TALKING BIZ NEWS EXCLUSIVE
Sarah McBride, a Wall Street Journal reporter for 13 years before leaving earlier this year with a buyout offer, spoke to students interested in business journalism at the University of North Carolina at Chapel Hill and provided the following reporting tips.
Tips on covering a company
1. Get to know board members. McBride pointed out that they have lots of information about companies at their disposal.
2. Ask random questions. You never know what people will say. McBride once got Sirus XM Radio CEO Mel Karmazin to say on the record that he wanted to take the company private.
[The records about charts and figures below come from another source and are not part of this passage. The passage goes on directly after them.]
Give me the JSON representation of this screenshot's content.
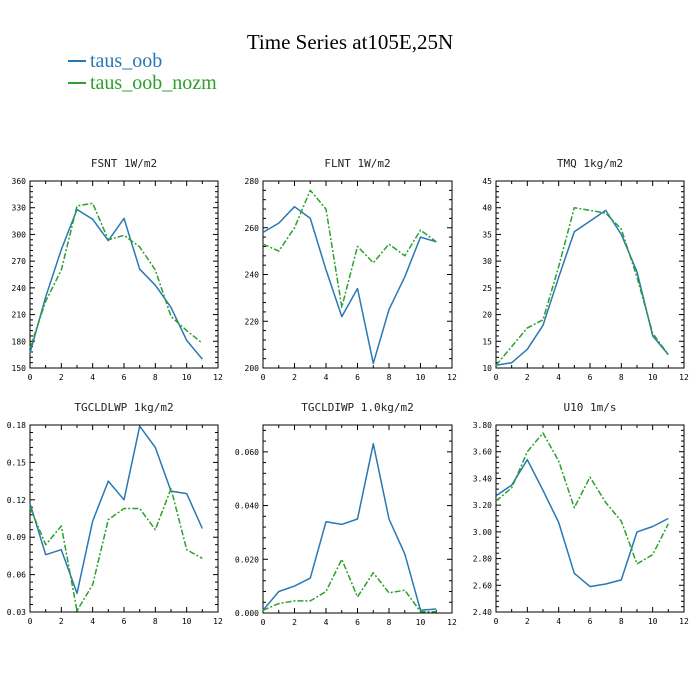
{
  "figure": {
    "title": "Time Series at105E,25N",
    "series": [
      {
        "name": "taus_oob",
        "color": "#2878b4"
      },
      {
        "name": "taus_oob_nozm",
        "color": "#2ca02c"
      }
    ]
  },
  "chart_data": [
    {
      "type": "line",
      "title": "FSNT  1W/m2",
      "x": [
        0,
        1,
        2,
        3,
        4,
        5,
        6,
        7,
        8,
        9,
        10,
        11
      ],
      "xlim": [
        0,
        12
      ],
      "xticks": [
        0,
        2,
        4,
        6,
        8,
        10,
        12
      ],
      "ylim": [
        150,
        360
      ],
      "yticks": [
        150,
        180,
        210,
        240,
        270,
        300,
        330,
        360
      ],
      "ytick_labels": [
        "150",
        "180",
        "210",
        "240",
        "270",
        "300",
        "330",
        "360"
      ],
      "series": [
        {
          "name": "taus_oob",
          "values": [
            167,
            230,
            283,
            328,
            317,
            293,
            318,
            261,
            243,
            218,
            181,
            160
          ]
        },
        {
          "name": "taus_oob_nozm",
          "values": [
            172,
            225,
            260,
            332,
            335,
            294,
            299,
            286,
            260,
            208,
            192,
            178
          ]
        }
      ]
    },
    {
      "type": "line",
      "title": "FLNT  1W/m2",
      "x": [
        0,
        1,
        2,
        3,
        4,
        5,
        6,
        7,
        8,
        9,
        10,
        11
      ],
      "xlim": [
        0,
        12
      ],
      "xticks": [
        0,
        2,
        4,
        6,
        8,
        10,
        12
      ],
      "ylim": [
        200,
        280
      ],
      "yticks": [
        200,
        220,
        240,
        260,
        280
      ],
      "ytick_labels": [
        "200",
        "220",
        "240",
        "260",
        "280"
      ],
      "series": [
        {
          "name": "taus_oob",
          "values": [
            258,
            262,
            269,
            264,
            242,
            222,
            234,
            202,
            225,
            239,
            256,
            254
          ]
        },
        {
          "name": "taus_oob_nozm",
          "values": [
            253,
            250,
            260,
            276,
            268,
            226,
            252,
            245,
            253,
            248,
            259,
            254
          ]
        }
      ]
    },
    {
      "type": "line",
      "title": "TMQ  1kg/m2",
      "x": [
        0,
        1,
        2,
        3,
        4,
        5,
        6,
        7,
        8,
        9,
        10,
        11
      ],
      "xlim": [
        0,
        12
      ],
      "xticks": [
        0,
        2,
        4,
        6,
        8,
        10,
        12
      ],
      "ylim": [
        10,
        45
      ],
      "yticks": [
        10,
        15,
        20,
        25,
        30,
        35,
        40,
        45
      ],
      "ytick_labels": [
        "10",
        "15",
        "20",
        "25",
        "30",
        "35",
        "40",
        "45"
      ],
      "series": [
        {
          "name": "taus_oob",
          "values": [
            10.5,
            11,
            13.5,
            18,
            27,
            35.5,
            37.5,
            39.5,
            35,
            28,
            16,
            12.5
          ]
        },
        {
          "name": "taus_oob_nozm",
          "values": [
            10.5,
            14,
            17.5,
            19,
            29,
            40,
            39.5,
            39,
            36,
            27,
            16.5,
            12.5
          ]
        }
      ]
    },
    {
      "type": "line",
      "title": "TGCLDLWP  1kg/m2",
      "x": [
        0,
        1,
        2,
        3,
        4,
        5,
        6,
        7,
        8,
        9,
        10,
        11
      ],
      "xlim": [
        0,
        12
      ],
      "xticks": [
        0,
        2,
        4,
        6,
        8,
        10,
        12
      ],
      "ylim": [
        0.03,
        0.18
      ],
      "yticks": [
        0.03,
        0.06,
        0.09,
        0.12,
        0.15,
        0.18
      ],
      "ytick_labels": [
        "0.03",
        "0.06",
        "0.09",
        "0.12",
        "0.15",
        "0.18"
      ],
      "series": [
        {
          "name": "taus_oob",
          "values": [
            0.117,
            0.076,
            0.08,
            0.045,
            0.103,
            0.135,
            0.12,
            0.179,
            0.162,
            0.127,
            0.125,
            0.097
          ]
        },
        {
          "name": "taus_oob_nozm",
          "values": [
            0.114,
            0.084,
            0.099,
            0.031,
            0.052,
            0.104,
            0.113,
            0.113,
            0.096,
            0.129,
            0.08,
            0.073
          ]
        }
      ]
    },
    {
      "type": "line",
      "title": "TGCLDIWP  1.0kg/m2",
      "x": [
        0,
        1,
        2,
        3,
        4,
        5,
        6,
        7,
        8,
        9,
        10,
        11
      ],
      "xlim": [
        0,
        12
      ],
      "xticks": [
        0,
        2,
        4,
        6,
        8,
        10,
        12
      ],
      "ylim": [
        0,
        0.07
      ],
      "yticks": [
        0,
        0.02,
        0.04,
        0.06
      ],
      "ytick_labels": [
        "0.000",
        "0.020",
        "0.040",
        "0.060"
      ],
      "series": [
        {
          "name": "taus_oob",
          "values": [
            0.001,
            0.008,
            0.01,
            0.013,
            0.034,
            0.033,
            0.035,
            0.063,
            0.035,
            0.022,
            0.001,
            0.0015
          ]
        },
        {
          "name": "taus_oob_nozm",
          "values": [
            0.001,
            0.0035,
            0.0045,
            0.0045,
            0.008,
            0.02,
            0.006,
            0.015,
            0.0075,
            0.0085,
            0.0005,
            0.0005
          ]
        }
      ]
    },
    {
      "type": "line",
      "title": "U10  1m/s",
      "x": [
        0,
        1,
        2,
        3,
        4,
        5,
        6,
        7,
        8,
        9,
        10,
        11
      ],
      "xlim": [
        0,
        12
      ],
      "xticks": [
        0,
        2,
        4,
        6,
        8,
        10,
        12
      ],
      "ylim": [
        2.4,
        3.8
      ],
      "yticks": [
        2.4,
        2.6,
        2.8,
        3.0,
        3.2,
        3.4,
        3.6,
        3.8
      ],
      "ytick_labels": [
        "2.40",
        "2.60",
        "2.80",
        "3.00",
        "3.20",
        "3.40",
        "3.60",
        "3.80"
      ],
      "series": [
        {
          "name": "taus_oob",
          "values": [
            3.27,
            3.35,
            3.54,
            3.31,
            3.07,
            2.69,
            2.59,
            2.61,
            2.64,
            3.0,
            3.04,
            3.1
          ]
        },
        {
          "name": "taus_oob_nozm",
          "values": [
            3.23,
            3.33,
            3.6,
            3.74,
            3.53,
            3.18,
            3.41,
            3.22,
            3.08,
            2.76,
            2.83,
            3.06
          ]
        }
      ]
    }
  ]
}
3. If you chat with the CEO, let his staff know. Access to the CEO is like a “Good Housekeeping seal of approval,” says McBride, letting employees know it’s OK to talk to you.
4. Look for duopoly situations. Two companies that dominate an industry will “have all kinds of dirt on each other,” says McBride.
5. Watch out for canceled vacations. McBride said the PR guy for XM passed on a planned vacation shortly before the deal with Sirius was announced.
How to cover an industry
1. Think up things that could happen, and keep asking about them. If a CEO has made some mistakes, ask whether he might be fired, says McBride.
2. Look for tipping points. McBride broke the story that box office revenue surpassed DVD revenue for movie studios for the first time in a decade by noticing the change.
3. Company the industry to others. Look at the percentage of revenue that companies from the Internet for newspapers, TV stations and radio, says McBride. Newspapers get a lot, while radio gets little.
4. Schmooze with random people who might have an unexpected perspective. McBride talked to a Microsoft executive at a trade show who noted that the movie studios were selling the HD DVD rights to their productions in Europe while promoting only Blu-Ray technology in the States.